In 2022, some players in the Classic Tetris community researched the mechanics of the game crash. Eventually, they discovered that the game would crash at specific events at certain levels. Some of those events include clearing a certain number of lines at once or what pieces the player has.

Hydrant created a spreadsheet that showed where the game crash can happen.

With that knowledge in mind, Fractal and Blue Scuti raced against each other to become the first player to crash the game.

Eventually, Blue Scuti won that race to become the first player to crash the game. This later got referred to as “beating” NES Tetris.

Since then, Fractal and PixelAndy became the 2nd and 3rd players, respectively to crash NES Tetris.

Rebirth Screen – Will It Happen?

Dodging the various crash points becomes challenging at the last 9 levels (Levels 247-255). Just placing a piece can crash the game. Depending on the level, the player has to either push down the pieces or quickly turn the “Next” box on and off rapidly to dodge the crash.

If the player beats Level 255, the game’s level resets to 0 (the Rebirth Screen). The speed resets to the Level 0 speeds, while the score and line counter carry over into the Rebirth Screen.

It remains to be seen if it is humanly possible to pull this off. Players may opt to play a patched version of the game where the crash points are removed.

Either way, reaching the Rebirth Screen will be an impressive feat.

At the time of writing this, no one has reached this point.

Biggiemac’s article and EricICX’s video provide in-depth analysis of the path to avoiding game crash.

Going for Score World Record – A Never-Ending Story

When Blue Scuti crashed the game, he had a Score World Record of 6,850,560.
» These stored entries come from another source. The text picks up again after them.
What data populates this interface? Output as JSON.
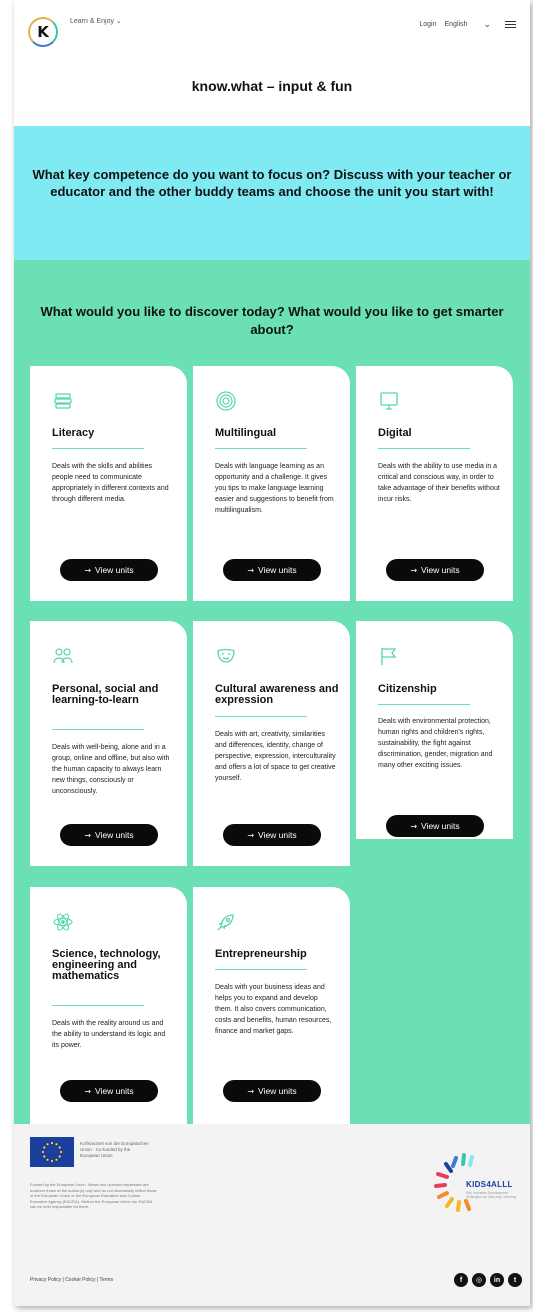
{
  "header": {
    "logo_letter": "K",
    "tagline": "Learn & Enjoy ⌄",
    "login": "Login",
    "language": "English",
    "site_title": "know.what – input & fun"
  },
  "intro": {
    "text": "What key competence do you want to focus on? Discuss with your teacher or educator and the other buddy teams and choose the unit you start with!"
  },
  "question": "What would you like to discover today? What would you like to get smarter about?",
  "button_label": "View units",
  "cards": [
    {
      "title": "Literacy",
      "icon": "book-stack-icon",
      "desc": "Deals with the skills and abilities people need to communicate appropriately in different contexts and through different media."
    },
    {
      "title": "Multilingual",
      "icon": "target-rings-icon",
      "desc": "Deals with language learning as an opportunity and a challenge. It gives you tips to make language learning easier and suggestions to benefit from multilingualism."
    },
    {
      "title": "Digital",
      "icon": "monitor-icon",
      "desc": "Deals with the ability to use media in a critical and conscious way, in order to take advantage of their benefits without incur risks."
    },
    {
      "title": "Personal, social and learning-to-learn",
      "icon": "people-group-icon",
      "desc": "Deals with well-being, alone and in a group, online and offline, but also with the human capacity to always learn new things, consciously or unconsciously."
    },
    {
      "title": "Cultural awareness and expression",
      "icon": "theater-mask-icon",
      "desc": "Deals with art, creativity, similarities and differences, identity, change of perspective, expression, interculturality and offers a lot of space to get creative yourself."
    },
    {
      "title": "Citizenship",
      "icon": "flag-icon",
      "desc": "Deals with environmental protection, human rights and children's rights, sustainability, the fight against discrimination, gender, migration and many other exciting issues."
    },
    {
      "title": "Science, technology, engineering and mathematics",
      "icon": "atom-icon",
      "desc": "Deals with the reality around us and the ability to understand its logic and its power."
    },
    {
      "title": "Entrepreneurship",
      "icon": "rocket-icon",
      "desc": "Deals with your business ideas and helps you to expand and develop them. It also covers communication, costs and benefits, human resources, finance and market gaps."
    }
  ],
  "footer": {
    "eu_text": "Kofinanziert von der Europäischen Union · Co-funded by the European Union",
    "disclaimer": "Funded by the European Union. Views and opinions expressed are however those of the author(s) only and do not necessarily reflect those of the European Union or the European Education and Culture Executive Agency (EACEA). Neither the European Union nor EACEA can be held responsible for them.",
    "k4a_name": "KIDS4ALLL",
    "k4a_sub": "Key Inclusive Development Strategies for LifeLong Learning",
    "legal": "Privacy Policy | Cookie Policy | Terms",
    "socials": [
      "facebook-icon",
      "instagram-icon",
      "linkedin-icon",
      "twitter-icon"
    ],
    "colors": {
      "accent_green": "#6ae0b4",
      "accent_cyan": "#7feaf2",
      "button": "#0a0a0a"
    }
  }
}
On January 11, 2024, PixelAndy broke that record with a score of 8,952,432. Since then, players have been grinding to get to 10 Million points.

Race To 10 Million Points!

On February 1, 2024, the Classic Tetris World Championship (CTWC) announced a weekly show, featuring players who will race each other to become the first person to reach 10 million points. It will be livestreamed on their Twitch and YouTube channel.

The winner of the race will receive a fan-funded bounty.

Once someone reaches 10 million points, we will see what the next score milestone will be.